3500 Hinweise, aber keine neue Spur im Fall Rebecca
n-tv
Vor sieben Jahren verschwindet die 15-jährige Rebecca Reusch in Berlin spurlos. Die Polizei verdächtigt den Schwager, doch Beweise fehlen bis heute. Der Fall bleibt eines der rätselhaftesten Verbrechen Deutschlands.
Vor sieben Jahren verschwindet die 15-jährige Rebecca Reusch in Berlin spurlos. Die Polizei verdächtigt den Schwager, doch Beweise fehlen bis heute. Der Fall bleibt eines der rätselhaftesten Verbrechen Deutschlands.
Sieben Jahre nach dem Verschwinden der 15-jährigen Rebecca aus Berlin sind bislang rund 3500 Hinweise aus der Bevölkerung bei der Polizei eingegangen. Allein seit einem erneuten Großeinsatz der Polizei in Brandenburg im vergangenen Herbst seien 150 Hinweise dazugekommen, sagte der Sprecher der Berliner Staatsanwaltschaft, Alan Bauer, der dpa. "Es gehen regelmäßig weitere Hinweise ein." Denen gehe man nach.
Rebecca verschwand am 18. Februar 2019 im Stadtteil Britz im Berliner Bezirk Neukölln. Bis heute wurde sie weder lebend noch tot gefunden. Die Polizei verdächtigt den Mann ihrer Schwester, sie getötet zu haben. Der Mann bestreitet das. Seine Verteidigung äußerte sich mehrfach auf Anfragen nicht.

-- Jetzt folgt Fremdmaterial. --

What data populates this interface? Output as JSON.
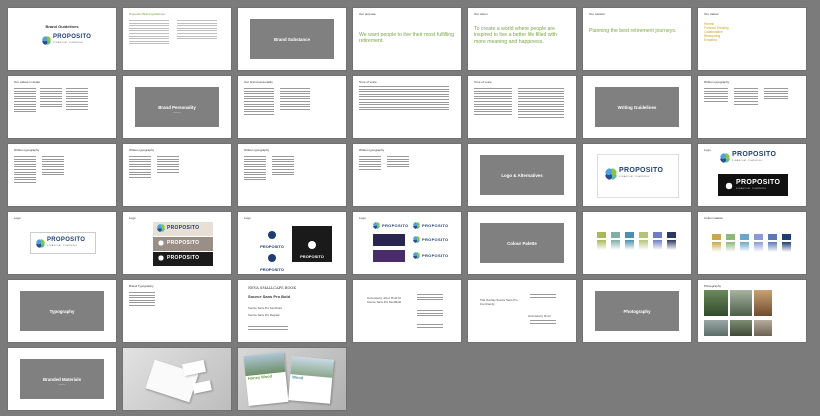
{
  "slides": {
    "s1": {
      "title": "Brand Guidelines",
      "logo": "PROPOSITO",
      "tagline": "FINANCIAL PLANNING"
    },
    "s2": {
      "heading": "Proposito Brand guidelines"
    },
    "s3": {
      "block": "Brand Substance"
    },
    "s4": {
      "heading": "Our purpose",
      "headline": "We want people to live their most fulfilling retirement."
    },
    "s5": {
      "heading": "Our vision",
      "headline": "To create a world where people are inspired to live a better life filled with more meaning and happiness."
    },
    "s6": {
      "heading": "Our mission",
      "headline": "Planning the best retirement journeys."
    },
    "s7": {
      "heading": "Our values",
      "values": [
        "Honest",
        "Forward Thinking",
        "Collaborative",
        "Reassuring",
        "Empathic"
      ]
    },
    "s8": {
      "heading": "Our values in detail"
    },
    "s9": {
      "block": "Brand Personality"
    },
    "s10": {
      "heading": "Our brand personality"
    },
    "s11": {
      "heading": "Tone of voice"
    },
    "s12": {
      "heading": "Tone of voice"
    },
    "s13": {
      "block": "Writing Guidelines"
    },
    "s14": {
      "heading": "Written typography"
    },
    "s15": {
      "heading": "Written typography"
    },
    "s16": {
      "heading": "Written typography"
    },
    "s17": {
      "heading": "Written typography"
    },
    "s18": {
      "heading": "Written typography"
    },
    "s19": {
      "block": "Logo & Alternatives"
    },
    "s20": {
      "logo": "PROPOSITO",
      "tagline": "FINANCIAL PLANNING"
    },
    "s21": {
      "heading": "Logo",
      "logo": "PROPOSITO",
      "tagline": "FINANCIAL PLANNING"
    },
    "s22": {
      "heading": "Logo",
      "logo": "PROPOSITO",
      "tagline": "FINANCIAL PLANNING"
    },
    "s23": {
      "heading": "Logo",
      "logo": "PROPOSITO"
    },
    "s24": {
      "heading": "Logo",
      "logo": "PROPOSITO"
    },
    "s25": {
      "heading": "Logo"
    },
    "s26": {
      "block": "Colour Palette"
    },
    "s27": {
      "swatches": [
        "#a9b95a",
        "#7eb0a5",
        "#4d8fb0",
        "#b3c37b",
        "#6e7ec6",
        "#2a3a5e"
      ]
    },
    "s28": {
      "heading": "Colour palette",
      "swatches": [
        "#c8a84a",
        "#8fb77a",
        "#6aa6c9",
        "#8a9ad6",
        "#5a78b8",
        "#1f3d73"
      ]
    },
    "s29": {
      "block": "Typography"
    },
    "s30": {
      "heading": "Brand Typography"
    },
    "s31": {
      "line1": "NEVA SMALLCAPS BOOK",
      "line2": "Source Sans Pro Bold",
      "line3": "Source Sans Pro Semibold",
      "line4": "Source Sans Pro Regular"
    },
    "s32": {
      "line1": "Gutenberg Alter Bold In",
      "line2": "Source Sans Pro SemiBold"
    },
    "s33": {
      "line1": "Title Overlay Source Sans Pro",
      "line2": "Font Family",
      "line3": "Gutenberg Bold"
    },
    "s34": {
      "block": "Photography"
    },
    "s35": {
      "heading": "Photography"
    },
    "s36": {
      "block": "Branded Materials"
    },
    "s37": {},
    "s38": {
      "brochure_title": "Honey Wood",
      "brochure_tag": "Wood"
    }
  },
  "colors": {
    "slide_bg": "#ffffff",
    "page_bg": "#7b7b7b",
    "grey_block": "#808080",
    "accent_green": "#7aa844",
    "navy": "#1f3d73",
    "values_gold": "#c9a227"
  }
}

"Auch die kriminaltechnischen Untersuchungen von gesicherten Spuren dauern noch an", sagte Bauer über die großangelegte Suche im Oktober auf zwei Grundstücken in Brandenburg südöstlich von Berlin. Eines gehörte der Großmutter des unter Verdacht stehenden Schwagers. Auf einem weiteren Grundstück hatten die Großeltern bis 2005 gewohnt. Der Schwager soll sich auf dem Grundstück und in dem Haus, das inzwischen baufällig war, ausgekannt haben.
Die Polizei begründete die Suche damit, dass es Anhaltspunkte gebe, dass der verdächtige Schwager die Leiche Rebeccas sowie Gegenstände von ihr vorübergehend auf eines der Grundstücke gebracht haben könnte. Sie setzte einen Bagger, eine Drohne und ein sogenanntes Bodenradar ein.